For the UN Refugee Agency, the figure is part of a sad record of five “inadmissible” data. Among them, the fact that forced displacement today affects more than 1% of humanity, which is to say one in every 97 people was forced to leave their home to save their lives. Now they need help to survive.
Another infamous fact is that 40% of the displaced they are boys. Of them, almost half a million they showed up alone to ask for asylum.
Under the motto “This is all # inadmissible #”, UNHCR launched the ponchoazules.org campaign to make the reality of refugees visible.
“The Ponchos Azules initiative seeks to make society aware of and commit itself to the unacceptable situation experienced by more than 80 million refugees and forcibly displaced people in the world and which represents one of the greatest humanitarian catastrophes on the planet,” they explain UNHCR.
This July 20, the United Nations seeks to give visibility to the greatest humanitarian crisis in history since World War II and to recognize the rights of all people who were forced to flee their homes.
“This huge humanitarian crisis forces us to look inward and think that we can do each of us to help and transform reality. The situation of refugees and displaced persons is unacceptable, but we all have the possibility to do something to change their future, ”says Carolina Martinenghi, Director of Communications for Fundación UNHCR Argentina.
UNHCR calls for becoming a Blue Poncho. And invites you to join by entering www.ponchosazules.org.
The deadliest frontier
One of the most dangerous places for the displaced and refugees is the Mediterranean Sea that divides heaven from hell. Thousands of people rush to precariously cross it in a desperate flight to Europe.
Syrian mother and daughter arrive in Lesbos, Greece.

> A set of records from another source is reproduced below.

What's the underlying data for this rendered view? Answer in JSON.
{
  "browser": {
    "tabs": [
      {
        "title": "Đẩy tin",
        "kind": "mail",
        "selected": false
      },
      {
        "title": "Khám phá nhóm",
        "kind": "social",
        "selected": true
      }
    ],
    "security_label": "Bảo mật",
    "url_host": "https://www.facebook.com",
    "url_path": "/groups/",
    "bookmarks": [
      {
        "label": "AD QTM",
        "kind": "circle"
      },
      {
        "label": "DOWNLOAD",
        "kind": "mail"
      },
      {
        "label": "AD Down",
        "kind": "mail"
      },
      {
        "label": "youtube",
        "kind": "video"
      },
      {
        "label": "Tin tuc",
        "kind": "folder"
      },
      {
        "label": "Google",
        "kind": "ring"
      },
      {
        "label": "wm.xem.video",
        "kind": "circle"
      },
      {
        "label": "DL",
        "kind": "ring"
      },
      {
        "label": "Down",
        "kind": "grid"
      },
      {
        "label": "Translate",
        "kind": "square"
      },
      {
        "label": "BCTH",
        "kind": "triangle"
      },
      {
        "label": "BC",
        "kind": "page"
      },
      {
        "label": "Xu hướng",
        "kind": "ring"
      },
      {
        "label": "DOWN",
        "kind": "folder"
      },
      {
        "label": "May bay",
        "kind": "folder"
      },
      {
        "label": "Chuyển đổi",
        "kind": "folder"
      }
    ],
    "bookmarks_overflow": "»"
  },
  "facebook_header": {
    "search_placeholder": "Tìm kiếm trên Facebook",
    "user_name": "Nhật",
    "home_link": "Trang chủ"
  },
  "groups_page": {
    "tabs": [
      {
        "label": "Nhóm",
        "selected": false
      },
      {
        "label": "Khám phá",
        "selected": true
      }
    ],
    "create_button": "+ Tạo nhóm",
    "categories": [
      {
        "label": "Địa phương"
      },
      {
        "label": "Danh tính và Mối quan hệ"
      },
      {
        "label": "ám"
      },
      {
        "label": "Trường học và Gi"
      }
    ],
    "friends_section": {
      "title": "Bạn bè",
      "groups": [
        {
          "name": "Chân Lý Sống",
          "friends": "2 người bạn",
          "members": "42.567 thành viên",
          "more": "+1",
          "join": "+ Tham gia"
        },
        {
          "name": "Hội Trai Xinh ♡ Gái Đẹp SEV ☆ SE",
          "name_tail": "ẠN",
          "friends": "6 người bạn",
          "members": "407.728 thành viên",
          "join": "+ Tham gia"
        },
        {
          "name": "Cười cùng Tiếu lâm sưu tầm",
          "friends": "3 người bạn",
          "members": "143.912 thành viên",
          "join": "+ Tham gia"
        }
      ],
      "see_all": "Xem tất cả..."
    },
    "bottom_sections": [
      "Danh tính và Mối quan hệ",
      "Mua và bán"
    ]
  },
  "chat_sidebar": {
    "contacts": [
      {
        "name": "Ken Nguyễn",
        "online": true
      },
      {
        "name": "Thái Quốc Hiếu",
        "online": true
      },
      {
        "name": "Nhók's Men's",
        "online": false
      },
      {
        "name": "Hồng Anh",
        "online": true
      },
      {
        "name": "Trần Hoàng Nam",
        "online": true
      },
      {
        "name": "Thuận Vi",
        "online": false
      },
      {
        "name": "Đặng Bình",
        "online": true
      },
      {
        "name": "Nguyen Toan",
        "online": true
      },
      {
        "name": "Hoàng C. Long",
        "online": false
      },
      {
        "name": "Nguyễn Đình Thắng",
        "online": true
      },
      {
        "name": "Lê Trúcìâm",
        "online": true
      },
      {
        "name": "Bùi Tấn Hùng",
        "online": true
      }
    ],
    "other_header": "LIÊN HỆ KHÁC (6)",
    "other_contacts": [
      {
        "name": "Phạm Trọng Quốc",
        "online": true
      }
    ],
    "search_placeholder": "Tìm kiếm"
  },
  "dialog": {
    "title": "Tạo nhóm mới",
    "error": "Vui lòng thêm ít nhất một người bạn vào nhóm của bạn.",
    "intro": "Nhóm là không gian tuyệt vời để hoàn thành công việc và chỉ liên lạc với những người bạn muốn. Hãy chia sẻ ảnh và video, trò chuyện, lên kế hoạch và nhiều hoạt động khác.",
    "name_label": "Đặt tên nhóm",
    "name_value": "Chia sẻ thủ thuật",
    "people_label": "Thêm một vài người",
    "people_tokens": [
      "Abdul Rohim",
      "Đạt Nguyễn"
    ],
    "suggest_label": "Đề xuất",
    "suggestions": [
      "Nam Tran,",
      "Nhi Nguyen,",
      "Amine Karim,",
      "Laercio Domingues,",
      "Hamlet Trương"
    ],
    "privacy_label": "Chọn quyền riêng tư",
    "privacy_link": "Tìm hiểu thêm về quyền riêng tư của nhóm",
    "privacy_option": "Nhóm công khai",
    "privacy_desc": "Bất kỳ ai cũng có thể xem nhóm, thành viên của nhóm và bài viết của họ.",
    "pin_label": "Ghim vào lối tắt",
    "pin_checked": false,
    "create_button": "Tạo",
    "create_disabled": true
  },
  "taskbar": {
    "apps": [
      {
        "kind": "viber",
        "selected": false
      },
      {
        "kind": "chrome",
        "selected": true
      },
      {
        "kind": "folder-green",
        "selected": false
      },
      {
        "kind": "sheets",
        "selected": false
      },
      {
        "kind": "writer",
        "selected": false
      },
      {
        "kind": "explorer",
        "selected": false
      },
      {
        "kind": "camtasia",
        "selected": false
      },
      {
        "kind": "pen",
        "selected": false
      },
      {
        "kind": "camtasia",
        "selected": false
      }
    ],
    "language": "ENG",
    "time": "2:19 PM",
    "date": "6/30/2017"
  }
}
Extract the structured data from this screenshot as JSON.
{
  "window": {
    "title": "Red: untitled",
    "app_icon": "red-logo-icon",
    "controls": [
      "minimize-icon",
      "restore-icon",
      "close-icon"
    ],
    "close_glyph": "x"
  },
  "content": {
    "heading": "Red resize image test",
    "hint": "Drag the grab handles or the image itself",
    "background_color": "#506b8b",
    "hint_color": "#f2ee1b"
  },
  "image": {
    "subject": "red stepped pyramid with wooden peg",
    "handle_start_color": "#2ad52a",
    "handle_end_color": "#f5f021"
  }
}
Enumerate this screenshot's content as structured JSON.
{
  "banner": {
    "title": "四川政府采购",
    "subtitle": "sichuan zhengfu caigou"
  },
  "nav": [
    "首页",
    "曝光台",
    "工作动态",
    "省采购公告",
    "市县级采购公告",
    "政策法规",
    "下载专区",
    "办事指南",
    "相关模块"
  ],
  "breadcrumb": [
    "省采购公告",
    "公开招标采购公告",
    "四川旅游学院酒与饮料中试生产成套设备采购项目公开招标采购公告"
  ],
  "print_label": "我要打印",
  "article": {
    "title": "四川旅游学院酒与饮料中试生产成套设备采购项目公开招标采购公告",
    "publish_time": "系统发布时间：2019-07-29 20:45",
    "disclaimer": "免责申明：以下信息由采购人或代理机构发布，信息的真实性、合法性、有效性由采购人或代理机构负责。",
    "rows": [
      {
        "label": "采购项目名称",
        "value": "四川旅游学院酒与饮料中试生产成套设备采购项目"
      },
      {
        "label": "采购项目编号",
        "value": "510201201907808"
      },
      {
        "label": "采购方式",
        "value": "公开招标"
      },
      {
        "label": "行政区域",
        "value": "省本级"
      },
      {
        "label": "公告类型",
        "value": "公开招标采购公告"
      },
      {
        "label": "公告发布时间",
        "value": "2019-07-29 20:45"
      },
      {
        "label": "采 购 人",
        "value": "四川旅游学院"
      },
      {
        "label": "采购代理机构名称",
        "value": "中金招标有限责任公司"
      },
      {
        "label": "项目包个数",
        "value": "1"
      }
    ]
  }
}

Photo: UNHCR
According to Doctors Without Borders, the central Mediterranean remains the deadliest maritime border in the world.
So far this year, more than 800 people have been reported dead or missing.
In mid-May, MSF relaunched its search and rescue operations at sea aboard the Geo Barents, the organization’s new aid boat.
Rescue boat ‘Geo Barents’. Photo: dpa
In just one weekend, in less than 48 hours, MSF teams carried out 7 rescues with the Geo Barents. The last ones took place on June 12 from 6 in the morning. In total, 299 men, 12 women and 99 children, of which 91 traveled alone, they were saved from drowning in the sea.
Tales of horror then spill out on board. Those rescued tell of the difficult situations they had to go through throughout their journey in search of safety and show signs of extreme fatigue.
Some of them show slower reactions than normal, others show signs of hypothermia after being adrift and outdoors all night, report from MSF.
Mother and daughter, refugee victims of gender violence. Photo: UNHCR
“For the seventh year in a row, MSF has relaunched its search and rescue activities in the central Mediterranean to save lives, provide emergency medical care to rescued people and also, to continue to bear witness to this crisis that sadly it seems to have no end”Says Josefina Martorell, director of the MSF office for Spanish-speaking South America.
“Humanitarian organizations are forced to carry out rescue tasks in the face of negligent European migration policies, which condemn thousands of men, women and children seeking safety in Europe to die at sea.”
On the brink of famine
Coinciding with World Refugee Day, the World Food Program recalled this Friday another perverse fact: 41 million people are today on the brink of famine.
The UN agency warned a lack of funds, which has resulted in cuts to programs that hundreds of thousands of people depend on for their survival, especially in Africa, where three-quarters of refugees have had their food rations cut.
WFP Emergency Director Margot van der Velden attributes these shortcomings to the “impact of COVID-19 in funding from donor governments, “which ultimately hurts the most vulnerable. For this reason, he called on the international community to” not turn its back on refugees when they need it most “.